A Saraswathi woman gets her deepest satisfaction from being in touch with that source of inspiration and creativity. She loves solving intellectual and artistic problems, discovering connections and new paradigms. She can pore over a text for hours, and what interests her in relationships is not so much communion as discovery. Saraswathi women are often unconventional, not so much because they are trying to break the rules as because they don’t notice that the rules are there. And though they can be beautiful and popular, their hearts will tend to be not so much in their relationships as in the intuitive realm where the connections are being downloaded.
In you and me, Saraswathi flows through that moment when we choose a creative path or make an intention. When an idea takes form, you can find her as the inner impulse that comes from somewhere deeper than your ordinary mind, ready to dance on your tongue.
However, in the more popular version of Saraswathi’s story, Brahma divorces her. Brahma becomes increasingly disaffected with Saraswathi’s refusal to carry out the traditional wifely role. She wants to spend all her time in study and meditation, tending her inspirations. She doesn’t cook; in fact, she won’t even come for meals, and when she does, she’s either totally aloof or chatting all the time about esoteric matters that don’t interest Brahma. Brahma – who is after all, the original patriarch – wants a more pliable wife. He gets more and more annoyed.

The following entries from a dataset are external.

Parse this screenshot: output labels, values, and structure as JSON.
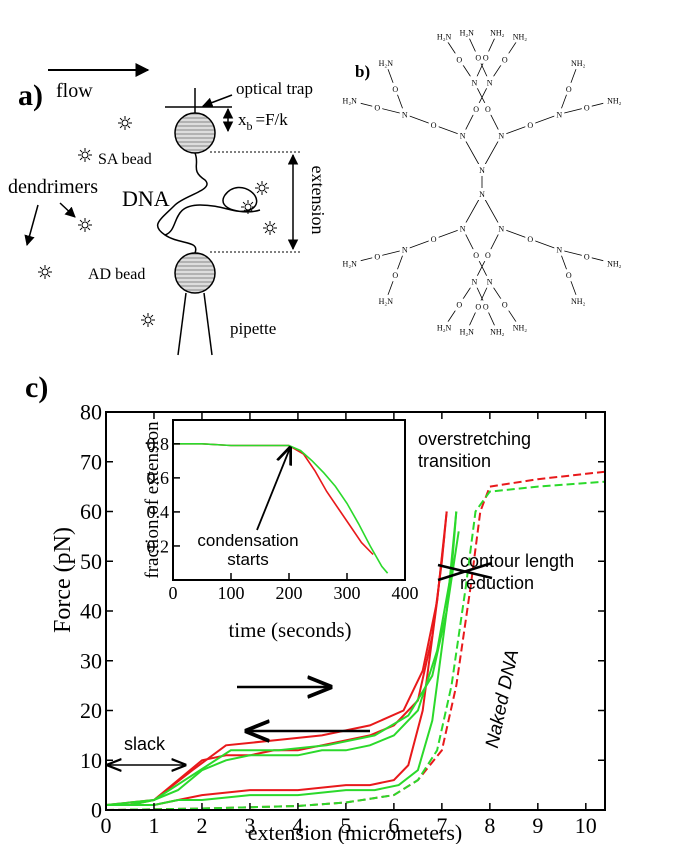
{
  "panel_a": {
    "label": "a)",
    "flow": "flow",
    "optical_trap": "optical trap",
    "x": "x",
    "x_sub": "b",
    "force": "=F/k",
    "sa_bead": "SA bead",
    "dendrimers": "dendrimers",
    "dna": "DNA",
    "extension": "extension",
    "ad_bead": "AD bead",
    "pipette": "pipette"
  },
  "panel_b": {
    "label": "b)",
    "nitrogen": "N",
    "oxygen": "O",
    "amine_left": "H₂N",
    "amine_right": "NH₂"
  },
  "chart_data": {
    "type": "line",
    "label": "c)",
    "xlabel": "extension (micrometers)",
    "ylabel": "Force (pN)",
    "xlim": [
      0,
      10.4
    ],
    "ylim": [
      0,
      80
    ],
    "xticks": [
      0,
      1,
      2,
      3,
      4,
      5,
      6,
      7,
      8,
      9,
      10
    ],
    "yticks": [
      0,
      10,
      20,
      30,
      40,
      50,
      60,
      70,
      80
    ],
    "series": [
      {
        "color": "#e8191b",
        "style": "solid",
        "x": [
          0,
          0.5,
          1,
          1.5,
          2,
          2.5,
          3,
          3.5,
          4,
          4.5,
          5,
          5.5,
          6,
          6.5,
          6.8,
          7,
          7.1
        ],
        "values": [
          1,
          1,
          2,
          6,
          10,
          11,
          11,
          12,
          12,
          13,
          14,
          15,
          17,
          22,
          35,
          50,
          60
        ]
      },
      {
        "color": "#e8191b",
        "style": "solid",
        "x": [
          7.1,
          6.9,
          6.6,
          6.3,
          6,
          5.5,
          5,
          4,
          3,
          2,
          1.5,
          1,
          0.5,
          0
        ],
        "values": [
          60,
          42,
          20,
          9,
          6,
          5,
          5,
          4,
          4,
          3,
          2,
          1,
          1,
          1
        ]
      },
      {
        "color": "#e8191b",
        "style": "solid",
        "x": [
          0,
          1,
          1.8,
          2.5,
          3.5,
          4.5,
          5.5,
          6.2,
          6.6,
          6.9,
          7.05
        ],
        "values": [
          1,
          2,
          8,
          13,
          14,
          15,
          17,
          20,
          28,
          42,
          55
        ]
      },
      {
        "color": "#2bd92b",
        "style": "solid",
        "x": [
          0,
          0.5,
          1,
          1.5,
          2,
          2.5,
          3,
          3.5,
          4,
          4.5,
          5,
          5.5,
          6,
          6.5,
          6.9,
          7.2,
          7.3
        ],
        "values": [
          1,
          1,
          2,
          4,
          8,
          10,
          11,
          11,
          11,
          12,
          12,
          13,
          15,
          20,
          32,
          48,
          60
        ]
      },
      {
        "color": "#2bd92b",
        "style": "solid",
        "x": [
          7.3,
          7.1,
          6.8,
          6.5,
          6.1,
          5.6,
          5,
          4,
          3,
          2,
          1.5,
          1,
          0.5,
          0
        ],
        "values": [
          60,
          40,
          18,
          8,
          5,
          4,
          4,
          3,
          3,
          2,
          2,
          1,
          1,
          1
        ]
      },
      {
        "color": "#2bd92b",
        "style": "solid",
        "x": [
          0,
          1,
          1.8,
          2.6,
          3.6,
          4.6,
          5.6,
          6.3,
          6.8,
          7.1,
          7.35
        ],
        "values": [
          1,
          2,
          7,
          12,
          12,
          13,
          15,
          19,
          27,
          40,
          56
        ]
      },
      {
        "color": "#e8191b",
        "style": "dashed",
        "x": [
          0,
          2,
          4,
          5,
          6,
          6.5,
          7,
          7.3,
          7.6,
          7.8,
          8,
          9,
          10.4
        ],
        "values": [
          0,
          0.3,
          0.8,
          1.5,
          3,
          6,
          12,
          25,
          45,
          60,
          65,
          66.5,
          68
        ]
      },
      {
        "color": "#2bd92b",
        "style": "dashed",
        "x": [
          0,
          2,
          4,
          5,
          6,
          6.5,
          6.9,
          7.2,
          7.5,
          7.7,
          8,
          9,
          10.4
        ],
        "values": [
          0,
          0.3,
          0.8,
          1.5,
          3,
          6,
          12,
          25,
          45,
          60,
          64,
          65,
          66
        ]
      }
    ],
    "annotations": {
      "overstretching": [
        "overstretching",
        "transition"
      ],
      "contour": [
        "contour length",
        "reduction"
      ],
      "naked": "Naked DNA",
      "slack": "slack"
    },
    "inset": {
      "type": "line",
      "xlabel": "time (seconds)",
      "ylabel": "fraction of extension",
      "xlim": [
        0,
        400
      ],
      "ylim": [
        0,
        0.94
      ],
      "xticks": [
        0,
        100,
        200,
        300,
        400
      ],
      "yticks": [
        0.2,
        0.4,
        0.6,
        0.8
      ],
      "series": [
        {
          "color": "#e8191b",
          "x": [
            0,
            50,
            100,
            150,
            200,
            225,
            245,
            265,
            285,
            305,
            325,
            345
          ],
          "values": [
            0.8,
            0.8,
            0.79,
            0.79,
            0.79,
            0.74,
            0.64,
            0.52,
            0.42,
            0.32,
            0.22,
            0.15
          ]
        },
        {
          "color": "#2bd92b",
          "x": [
            0,
            50,
            100,
            150,
            200,
            220,
            240,
            260,
            280,
            300,
            320,
            340,
            360,
            370
          ],
          "values": [
            0.8,
            0.8,
            0.79,
            0.79,
            0.79,
            0.76,
            0.7,
            0.63,
            0.55,
            0.45,
            0.33,
            0.2,
            0.08,
            0.04
          ]
        }
      ],
      "annotation": [
        "condensation",
        "starts"
      ]
    }
  }
}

Matters come to a head when Brahma and Saraswati are supposed to preside together at a religious ritual. She promises to be there but gets so immersed in her study that she doesn’t show up until the ritual is almost finished. “That’s it”, Brahma says, “We’re finished.” He divorces her and takes another wife.
Ever since then, Saraswathi has been alone. Unlike Lakshmi, who’s the archetypical consort-wife and Kaali, who has a relationship (albeit a wildly unconventional one) with her Tantric husband Shiva, Saraswathi has no partner. As an archetype of the feminine, Saraswathi is the solitary woman, who gives up conventional life for something subtler, more pure. But of course, there’s another side to Saraswathi’s marital debacle. In traditional societies, and even in the contemporary ones, a woman who dedicates her life to interior pursuits will often have to give up partnership, either for her own reasons or because few men will put up with a partner who is so absorbed in her own creations.
In fact, many men with an abundance of Saraswathi energy have a hard time with partnership as well. When you’re a channel for Saraswathi’s flow of inspiration, and especially when you’ve committed yourself to the rigor that she often demands, you may not have the space for ordinary relationships.
Saraswathi is dispassionate, which is why Saraswathi people make good mediators. Saraswathi can help you stand outside your emotions and observe them. Saraswathi’s rigor has to do with keeping the mind and heart pure, one-pointed and careful. She’s a perfectionist.